It has been 15 years since Sony Pictures Entertainment released the first Spider-Man, directed by Sam Raimi. Since then, Peter Parker has appeared on the big screen six other times played by three different actors, including — most recently — Tom Holland in Spider-Man: Homecoming.

After five other Spider-Man movies and almost five years of closed-door discussions between Sony and Marvel, Homecoming is aptly named; one of Marvel’s most beloved characters has made his return to the screen and the studio that created him (although Sony still has creative control over the films).

And a successful return it has been. In its first weekend, Homecoming grossed more than $117 million in the domestic box offices, making it the second-best opening of any Spider-Man film behind only 2007’s Spider-Man 3, which brought in about $151 million its first weekend.

Unlike its predecessors, Homecoming doesn’t give the audience the Amazing Spider-Man, who swings from tall buildings in downtown New York. Instead, we receive our “friendly neighborhood” Spider-Man, often seen running through someone’s backyard in Queens.

And this isn’t just a nod to comic book lovers — who will recognize the phrase “friendly neighborhood Spider-Man,” used by Tony Stark (Robert Downey Jr.) and repeated by Peter at the end of the film, as one used often by Spider-Man and when referring to him in the comics. The film really does give us a Spider-Man different from any we’ve seen on the big screen before.

Homecoming captures every side of Spider-Man, showing that, while he is a kid with superpowers and a fancy suit, Peter Parker is also so much more. By creating a truly relatable hero, the two studios were able to form a character that perfectly meshes with the already established Marvel Cinematic Universe, which speaks to Holland’s performance and the way he fills the role in his first solo outing as the web-slinger.

Holland brings the comedic side of the character to the screen while also showing strong character development and acting ability throughout the film. This is seen largely when Holland interacts with the Vulture (Michael Keaton) both as Spider-Man, in a scene where Vulture drops a building on him, and as Peter when he picks Liz up for the Homecoming dance and gets the surprise of his life.

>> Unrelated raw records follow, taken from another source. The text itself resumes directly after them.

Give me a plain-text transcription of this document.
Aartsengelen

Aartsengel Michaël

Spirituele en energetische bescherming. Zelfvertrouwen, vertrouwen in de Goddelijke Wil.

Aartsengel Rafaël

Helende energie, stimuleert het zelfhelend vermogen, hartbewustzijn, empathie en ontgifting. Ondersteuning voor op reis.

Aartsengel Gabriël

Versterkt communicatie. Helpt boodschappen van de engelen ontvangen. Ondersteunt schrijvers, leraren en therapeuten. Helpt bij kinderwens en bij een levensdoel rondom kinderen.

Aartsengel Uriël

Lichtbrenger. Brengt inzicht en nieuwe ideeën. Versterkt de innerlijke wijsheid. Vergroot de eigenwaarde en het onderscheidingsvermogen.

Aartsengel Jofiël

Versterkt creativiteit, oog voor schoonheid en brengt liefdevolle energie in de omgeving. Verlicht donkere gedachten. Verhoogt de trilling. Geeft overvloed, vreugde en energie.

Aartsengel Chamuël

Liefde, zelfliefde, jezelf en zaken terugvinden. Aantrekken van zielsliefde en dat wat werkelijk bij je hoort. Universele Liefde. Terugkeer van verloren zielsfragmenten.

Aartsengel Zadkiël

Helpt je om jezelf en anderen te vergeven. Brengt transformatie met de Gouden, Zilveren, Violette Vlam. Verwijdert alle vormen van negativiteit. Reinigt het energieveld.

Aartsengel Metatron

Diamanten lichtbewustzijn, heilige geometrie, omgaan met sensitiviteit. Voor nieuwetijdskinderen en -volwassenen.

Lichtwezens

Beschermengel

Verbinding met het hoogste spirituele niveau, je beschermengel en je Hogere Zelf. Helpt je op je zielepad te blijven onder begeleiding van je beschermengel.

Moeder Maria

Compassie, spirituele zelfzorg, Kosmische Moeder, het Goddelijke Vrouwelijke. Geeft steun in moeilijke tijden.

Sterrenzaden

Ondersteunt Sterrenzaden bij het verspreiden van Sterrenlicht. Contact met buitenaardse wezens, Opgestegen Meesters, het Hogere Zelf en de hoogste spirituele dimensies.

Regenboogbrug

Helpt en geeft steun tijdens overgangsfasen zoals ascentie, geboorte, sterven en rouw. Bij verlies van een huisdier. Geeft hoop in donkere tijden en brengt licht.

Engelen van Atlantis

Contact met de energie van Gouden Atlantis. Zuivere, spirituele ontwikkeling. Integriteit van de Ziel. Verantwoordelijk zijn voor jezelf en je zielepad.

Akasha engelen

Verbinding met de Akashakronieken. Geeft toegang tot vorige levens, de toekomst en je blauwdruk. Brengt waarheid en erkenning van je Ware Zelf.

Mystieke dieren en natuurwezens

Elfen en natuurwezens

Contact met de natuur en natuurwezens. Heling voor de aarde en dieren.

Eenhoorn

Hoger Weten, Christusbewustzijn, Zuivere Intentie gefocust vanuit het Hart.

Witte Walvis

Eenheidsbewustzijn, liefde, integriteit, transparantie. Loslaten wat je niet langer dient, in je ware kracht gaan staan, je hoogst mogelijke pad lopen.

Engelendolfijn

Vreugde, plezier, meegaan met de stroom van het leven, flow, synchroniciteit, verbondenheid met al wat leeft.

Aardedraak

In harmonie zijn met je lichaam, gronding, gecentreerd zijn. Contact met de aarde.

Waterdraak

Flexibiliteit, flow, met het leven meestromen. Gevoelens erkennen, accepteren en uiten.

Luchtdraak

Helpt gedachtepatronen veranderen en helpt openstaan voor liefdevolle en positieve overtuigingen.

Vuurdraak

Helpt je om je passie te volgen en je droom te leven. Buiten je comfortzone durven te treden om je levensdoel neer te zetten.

From the beginning, Homecoming is a different kind of Spider-Man movie. The film opens, not with the protagonist, but with the antagonist, showing the audience the backstory of Vulture — performed beautifully by Keaton, who finally gets to fill the role that his character played in 2014’s Birdman.

Keaton’s performance as Adrian Toomes sets the standard for villains; he plays perfectly off Holland’s Spider-Man and has almost as much character development as the protagonist of the film. Vulture goes to jail at the end of the film, so who knows — we may get to see Keaton play Vulture again.

While Holland and Keaton primarily carry the film, Homecoming is not without its supporting cast.

It is not Downey Jr. and Jon Favreau (who plays Stark’s driver and bodyguard, Happy Hogan) who catch the audience’s attention. It is Peter’s supporting cast of Ned Leeds (Jacob Batalon) and Michelle Jones (Zendaya).

Batalon’s lovable “guy in the chair” and Zendaya’s witty and sarcastic Jones provide a breath of relief in a fast-paced film, and while Zendaya is not playing Mary Jane Watson, she did give a nod to the character at the end of the film when she says “my friends call me MJ.”

The presence of these two characters serves to remind us that this is not some over-the-top “billionaire, playboy, philanthropist” saving the world, but a high school student — one I personally cannot wait to see on the big screen again.

Homecoming is a work of art from start to finish. The plot and the acting come together to create a film that exceeds the expectations accompanying a reboot 15 years in the making.